I don’t know if I understood it then or just resolved to do as I was told. But when I joined the junior circuits and then the WTA, and I looked at the other women I was playing, I could see how slowly most other players reacted.
My father had crammed my forms, my stances, my strokes into my mind with such repetition that it made its way into my cells. It lived in my muscles and joints.
It’s true, still, today.
And so, with every ball that comes at me, my mind remains free to run through every single shot I have in my arsenal, to consider the flaws in the court. I can better anticipate a bad bounce, or find a shot my opponent isn’t expecting.
And then comes the moment when I make contact with the ball—and in that split second, muscle memory takes over.
Grass has always been perfect for that type of play.
As I stand here on the court, up against the ball machine, meeting each ball after the bounce, I am fluid. My body is just doing this. It is almost as if I’m not even here. This grace, this flow, this effortlessness––this is 1983 me.
When the machine runs out of balls for the fourth time, I stop. All hundred of them are strewn about on the other side of the court.
I am sweating and breathless. I look at my watch. I’ve been out here almost three hours—but I would have sworn it was twenty minutes. And for one brief moment, it feels like I am Carrie Soto.
“Hello.”
I turn to find Nicki watching me through the fence, one hand gripping the grate. Goddammit.
“Oh. Hi.”
“I came this early to avoid you,” Nicki says, laughing.
“Sorry, been out here since about five a.m.”
Nicki nods. “It is stunning,” she says. “Watching you play.”

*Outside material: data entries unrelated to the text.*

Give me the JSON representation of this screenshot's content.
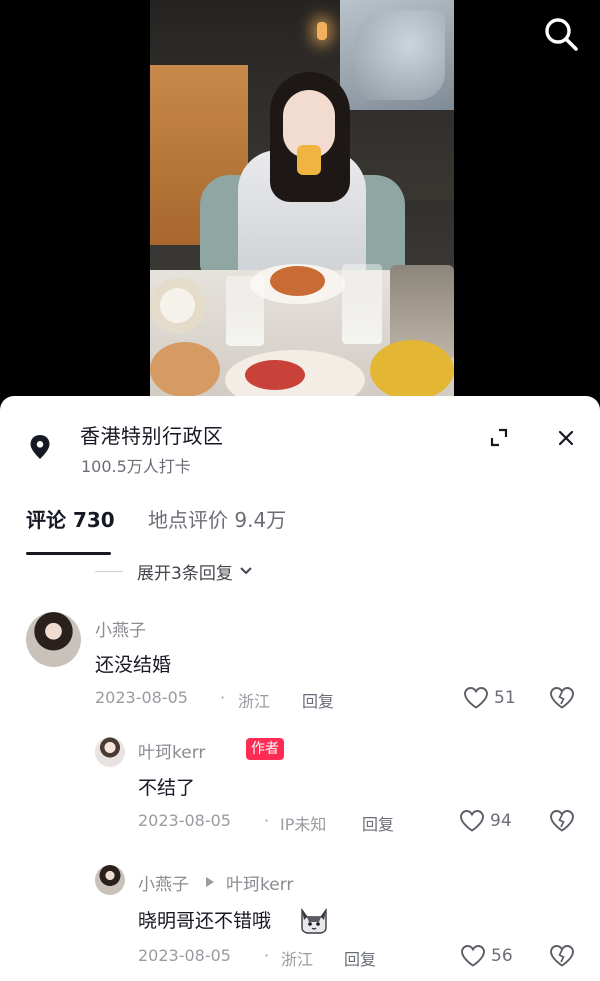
{
  "header": {
    "search_icon": "search-icon"
  },
  "location": {
    "title": "香港特别行政区",
    "checkins": "100.5万人打卡"
  },
  "tabs": [
    {
      "label": "评论 730",
      "active": true
    },
    {
      "label": "地点评价 9.4万",
      "active": false
    }
  ],
  "expand_replies": "展开3条回复",
  "comments": [
    {
      "user": "小燕子",
      "text": "还没结婚",
      "date": "2023-08-05",
      "sep": "·",
      "region": "浙江",
      "reply": "回复",
      "likes": "51"
    },
    {
      "user": "叶珂kerr",
      "badge": "作者",
      "text": "不结了",
      "date": "2023-08-05",
      "sep": "·",
      "region": "IP未知",
      "reply": "回复",
      "likes": "94"
    },
    {
      "user": "小燕子",
      "reply_to": "叶珂kerr",
      "text": "晓明哥还不错哦",
      "date": "2023-08-05",
      "sep": "·",
      "region": "浙江",
      "reply": "回复",
      "likes": "56"
    }
  ],
  "colors": {
    "accent": "#fe2c55",
    "text_primary": "#161823",
    "text_secondary": "#8a8b91"
  }
}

I walk toward her. “Yeah, well, I am very good.”
Nicki laughs again. “Yes, you are. The beauty of your form is…it’s breathtaking. I remember it always being that way. You could see it even on TV back in the day. Just now, as I was spying a bit…” She shakes her head. “It’s gorgeous tennis.”
How am I supposed to respond to that? “A drink, tonight,” I hear myself say. “If you still want. At the Savoy.”
Nicki nods. “I’ll be there.”
* * *
—
Later that afternoon, I’m on the phone in the living room of my suite, looking out the window. “No sé, papá, pero…I just…I’m feeling that hum. I’m feeling like this could be it. This one could be mine.”
His voice is small. “It will be, hija,” he says. I keep pressing my ear harder into the receiver, as if by pressing hard enough, I can force myself through the line and be right next to him. “It will be.”
“How are you feeling?”
“Bien, bien. Pero do not worry about me. Bowe is coming later this morning. I’m going to demolish him in another round of chess.”
“And what does Dr. Whitley say?”
“She says everything is great. Stop worrying,” he says.
“Okay,” I say. “Está bien.”
I don’t say what I’m thinking. You are all I have.
* * *
—
When I get down to the American Bar at the Savoy, Nicki is already there. She’s talking to the bartender, who slides over a cocktail glass.
There’s something so casually confident about Nicki, so unbothered. We’re in an elegant bar and she’s wearing a pair of black jeans and a T-shirt with a pair of Doc Martens. Her long hair hangs down her back.
Nicki waves to me, and I make my way over to the bar. She’s drinking what seems to be gin with a twist.